270701 Air quality and the Long Beach Cambodian community

Monday, October 29, 2012

Lindsay Gervacio, MPH , Families in Good Health, St. Mary Medical Center, Long Beach, CA
Gisele Fong, PhD , EndOil/Communities for Clean Ports, Long Beach, CA
Veronica Acosta-Deprez, PhD , Health Science Department, California State University, Long Beach, Long Beach, CA
James Sadd, PhD , Environmental Sciences, Occidental College, Los Angeles, CA
Steven P. Wallace, PhD , School of Public Health, University of California-Los Angeles, Los Angeles, CA
Dean Toji, PhD , Department of Asian and Asian American Studies, California State University, Long Beach, Long Beach, CA
Ladine Chan, BA , Families in Good Health, St. Mary Medical Center, Long Beach, CA
Raymond Chavarria , United Cambodian Community, Long Beach, CA
Maya Hey , Department of Family and Consumer Sciences, California State University, Long Beach, Long Beach, CA
Lucien John Leyes, RN, BS Candidate , Health Science, California State University Long Beach, Long Beach, CA
Diane Leyes , Health Science, California State University, Long Beach, Long Beach, CA
Air quality in Long Beach, California, is degraded by pollution from the ports, freight transportation, traffic and refineries. Central Long Beach, where many Cambodians reside, is highly impacted by these air pollution sources. While Long Beach houses the largest Cambodian population in the United States outside of Cambodia, minimal information exists on the health impacts of air pollution on the Cambodian community.

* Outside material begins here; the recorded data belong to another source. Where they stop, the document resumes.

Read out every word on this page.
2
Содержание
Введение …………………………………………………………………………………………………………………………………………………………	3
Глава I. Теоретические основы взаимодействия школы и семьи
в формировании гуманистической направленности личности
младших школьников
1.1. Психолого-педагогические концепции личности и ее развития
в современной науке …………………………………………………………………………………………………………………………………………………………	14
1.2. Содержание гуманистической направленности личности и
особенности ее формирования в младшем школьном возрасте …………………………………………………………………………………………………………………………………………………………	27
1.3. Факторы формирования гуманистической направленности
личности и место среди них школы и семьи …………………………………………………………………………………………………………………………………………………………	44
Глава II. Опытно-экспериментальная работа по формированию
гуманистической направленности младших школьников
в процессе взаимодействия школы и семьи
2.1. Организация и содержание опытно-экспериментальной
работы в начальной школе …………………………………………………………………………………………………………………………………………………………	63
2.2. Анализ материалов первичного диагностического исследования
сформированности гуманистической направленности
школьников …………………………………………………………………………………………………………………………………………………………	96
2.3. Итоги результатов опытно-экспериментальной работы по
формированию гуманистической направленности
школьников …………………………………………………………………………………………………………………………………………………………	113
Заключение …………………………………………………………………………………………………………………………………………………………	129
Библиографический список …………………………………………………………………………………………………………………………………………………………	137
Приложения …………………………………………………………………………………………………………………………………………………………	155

This pilot community-based participatory research project provides context on air quality and the Long Beach Cambodian community utilizing “ground truthing” and focus groups. The project aims are: (1) To identify localized health hazards from outdoor air pollution; (2) To identify sensitive receptors; and (3) To identify community knowledge related to air pollution, health impacts and advocacy strategies.

Residents from the Long Beach Cambodian community are recruited to participate in focus groups that investigate the health impacts of and community knowledge surrounding air pollution. These individuals are also trained in “ground truthing”, where community-driven observations and knowledge of environmental hazards and sensitive receptors are used to verify and correct governmental agency information and develop a more comprehensive understanding of the environmental impacts faced by the community.

Community agencies and residents collaborate with health care researchers at all stages of the project: development, training, data collection and analysis, and dissemination. Community members can utilize emerging findings from this pilot study to develop appropriate advocacy strategies.

(This pilot study is funded by the Assessment of Local Environmental Risk Training to Reduce Health Disparities project at the University of California, Los Angeles.)

Learning Areas:
Diversity and culture
Environmental health sciences
Public health or related research

Learning Objectives:
Demonstrate increased knowledge of community-based participatory research techniques relevant to environmental health. Identify novel approaches like "ground truthing" to implementing community-based participatory research within the Cambodian community.

Keywords: Environmental Health, Asian Americans

Presenting author's disclosure statement:

Qualified on the content I am responsible for because: I am directly involved as a community partner in the study referenced in this abstract.
Any relevant financial relationships? No

I agree to comply with the American Public Health Association Conflict of Interest and Commercial Support Guidelines, and to disclose to the participants any off-label or experimental uses of a commercial product or service discussed in my presentation.